Ningún otro país de Europa tiene la vocación futbolística de Inglaterra, donde el fútbol es un hecho cultural que articula a la población de cada ciudad en torno a un símbolo cuasi religioso: su equipo de fútbol local.
Ningún otro país del mundo aúna tan bien tradición y negocio. La liga inglesa es un producto de un músculo financiero y comercial sin parangón. Todo es aparentemente perfecto en el fútbol inglés, solo le falta lo único importante: no ganan.
Para explicar semejante desequilibrio entre lo que parece y lo que es, entre lo que invierten y lo que generan, los españoles solo tenemos que mirar por el retrovisor: los ingleses siguen viendo el fútbol tal y como nosotros lo vimos durante décadas. Inglaterra vive los mismos estereotipos, lugares comunes y preconceptos que tuvieron al fútbol español viviendo en la nada. Al igual que hicimos nosotros, ven el fútbol dándole importancia a todo lo secundario para obviar lo fundamental: no juegan bien.
No juegan bien porque disfrazan las carencias con gesto pragmático, asociando el jugar bien a un vano concepto estético de carácter superfluo y no como algo práctico: en el fútbol lo bueno es lo obvio, lo bonito, lo armónico, lo fluido.

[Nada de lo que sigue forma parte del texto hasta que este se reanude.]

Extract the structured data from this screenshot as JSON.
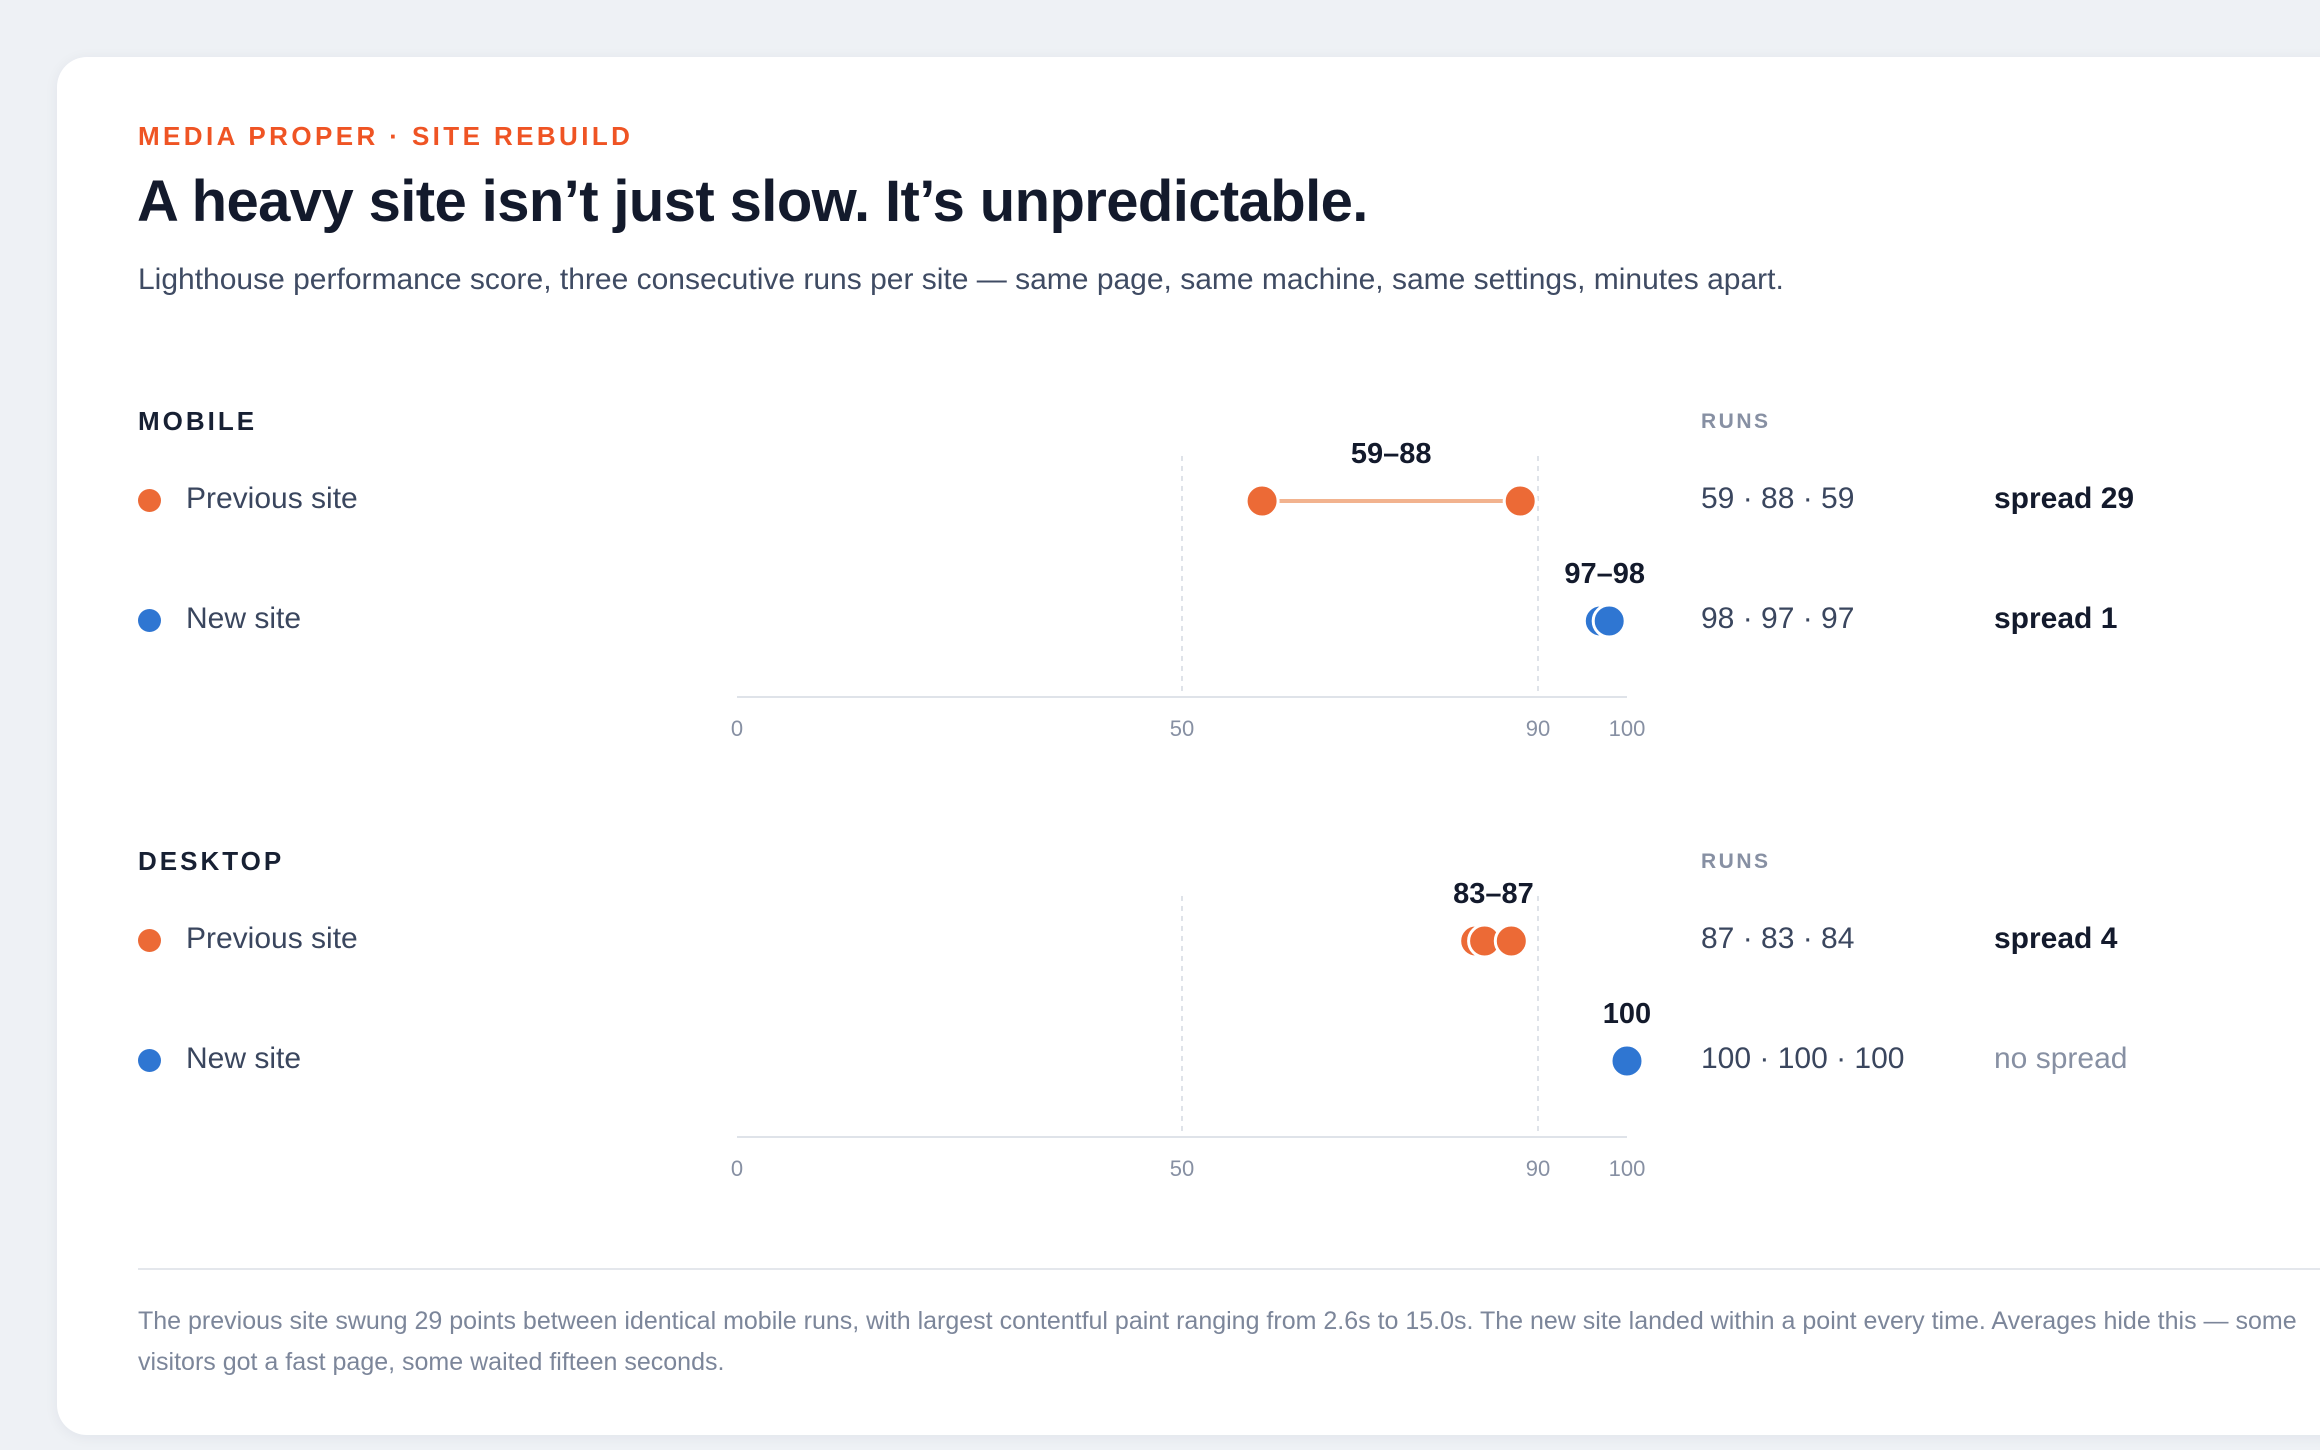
{
  "eyebrow": "MEDIA PROPER · SITE REBUILD",
  "title": "A heavy site isn’t just slow. It’s unpredictable.",
  "subtitle": "Lighthouse performance score, three consecutive runs per site — same page, same machine, same settings, minutes apart.",
  "runs_header": "RUNS",
  "colors": {
    "accent": "#ef5424",
    "previous": "#ec6a36",
    "previous_line": "#f2b38f",
    "new": "#2f76d2",
    "text": "#131a2c",
    "muted": "#8790a3"
  },
  "chart_data": [
    {
      "type": "dot-range",
      "section": "MOBILE",
      "x_ticks": [
        0,
        50,
        90,
        100
      ],
      "xlim": [
        0,
        100
      ],
      "rows": [
        {
          "label": "Previous site",
          "series": "previous",
          "runs": [
            59,
            88,
            59
          ],
          "range_label": "59–88",
          "runs_text": "59 · 88 · 59",
          "spread_text": "spread 29",
          "spread_style": "bold"
        },
        {
          "label": "New site",
          "series": "new",
          "runs": [
            98,
            97,
            97
          ],
          "range_label": "97–98",
          "runs_text": "98 · 97 · 97",
          "spread_text": "spread 1",
          "spread_style": "bold"
        }
      ]
    },
    {
      "type": "dot-range",
      "section": "DESKTOP",
      "x_ticks": [
        0,
        50,
        90,
        100
      ],
      "xlim": [
        0,
        100
      ],
      "rows": [
        {
          "label": "Previous site",
          "series": "previous",
          "runs": [
            87,
            83,
            84
          ],
          "range_label": "83–87",
          "runs_text": "87 · 83 · 84",
          "spread_text": "spread 4",
          "spread_style": "bold"
        },
        {
          "label": "New site",
          "series": "new",
          "runs": [
            100,
            100,
            100
          ],
          "range_label": "100",
          "runs_text": "100 · 100 · 100",
          "spread_text": "no spread",
          "spread_style": "muted"
        }
      ]
    }
  ],
  "footnote": "The previous site swung 29 points between identical mobile runs, with largest contentful paint ranging from 2.6s to 15.0s. The new site landed within a point every time. Averages hide this — some visitors got a fast page, some waited fifteen seconds."
}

Al igual que hicimos nosotros, valoran a los jugadores con una mirada analítica y reduccionista, que ensalza alguna cualidad aislada de manera individual (Kane es un goleador, Walker es rápido, Rice ocupa espacios...). Valoran a los jugadores por lo que hacen y no por lo que generan. Al igual que hicimos nosotros, viven la táctica no como el arte de asociarse, mezclarse y fluir, sino como una suma de posiciones rígidas, estáticas, sin armonía. Al igual que nosotros, los debates giran en torno a si los buenos pueden ser compatibles (Foden y Bellingham). Una tortura.
Más allá de todo ello y a pesa de llegar a la final sin haberse enfrentado a ningún gran equipo. Inglaterra y el fútbol son temibles. Inglaterra es un equipo que te exige, con un despliegue físico y emocional de máximo nivel y con muchos grandes jugadores en la línea de ataque capaces de hacer gol sin muchos méritos previos. Cuando merodean el área no van de excursión. En un fútbol con poca querencia por el trámite, acercarse al área es su posibilidad de redención. Los Kane, Bellingham, Saka, Foden... saben hacer daño cuando ven una debilidad.
Para nuestra desgracia, sus mayores virtudes coinciden con nuestras debilidades. España ha sufrido mucho en su defensa del área. Cada simple centro o córner en el partido contra Francia parecía ser una bomba. Para paliar esa debilidad la vuelta de Carvajal ha de ser decisiva. El fútbol moderno ha infravalorado cuanto es de decisivo tener defensas que defiendan. Carvajal, como antes lo fue Puyol, no puede ser medido contando acciones o duelos que gana, porque todo lo importante en el fútbol no se puede medir con la simpleza de los números. Carvajal, como antes Puyol, amplía lo realmente importante. Cuando defiende y sufre contra rivales transmite emociones, les regala seguridad a sus compañeros, en su pelea defensiva forja el carácter del equipo.
Defender tiene mucho de verdad, es competir sin recompensa mediática.
España llega a la final siendo el único equipo que ha jugado bien (Portugal pudo hacerlo también de no haber elegido conspirar contra la meritocracia), pero el partido ante un rival tan exigente como Francia nos mostró una verdad de siempre: jugar bien no alcanza si no tienes grandes delanteros que te den la razón. Cuando el nivel de oposición de Francia era mayor que nuestra capacidad para dominarlos, tuvo que aparecer un niño para rescatarnos.
En medio de un fútbol que busca desesperadamente certezas para controlarlo, Lamine nos devolvió una de las verdades de siempre: si hay grandes futbolistas, el fútbol es todo lo que pasa mientras vamos haciendo planes. Lamine nos cambió el ánimo con un gol que trajo otro. Así se escribe el fútbol, tan indescifrable. Solo apto para quien sabe competir contra la incertidumbre. Por eso es posible que este domingo no gane el mejor. Por eso puede ganar Inglaterra. Por primera vez.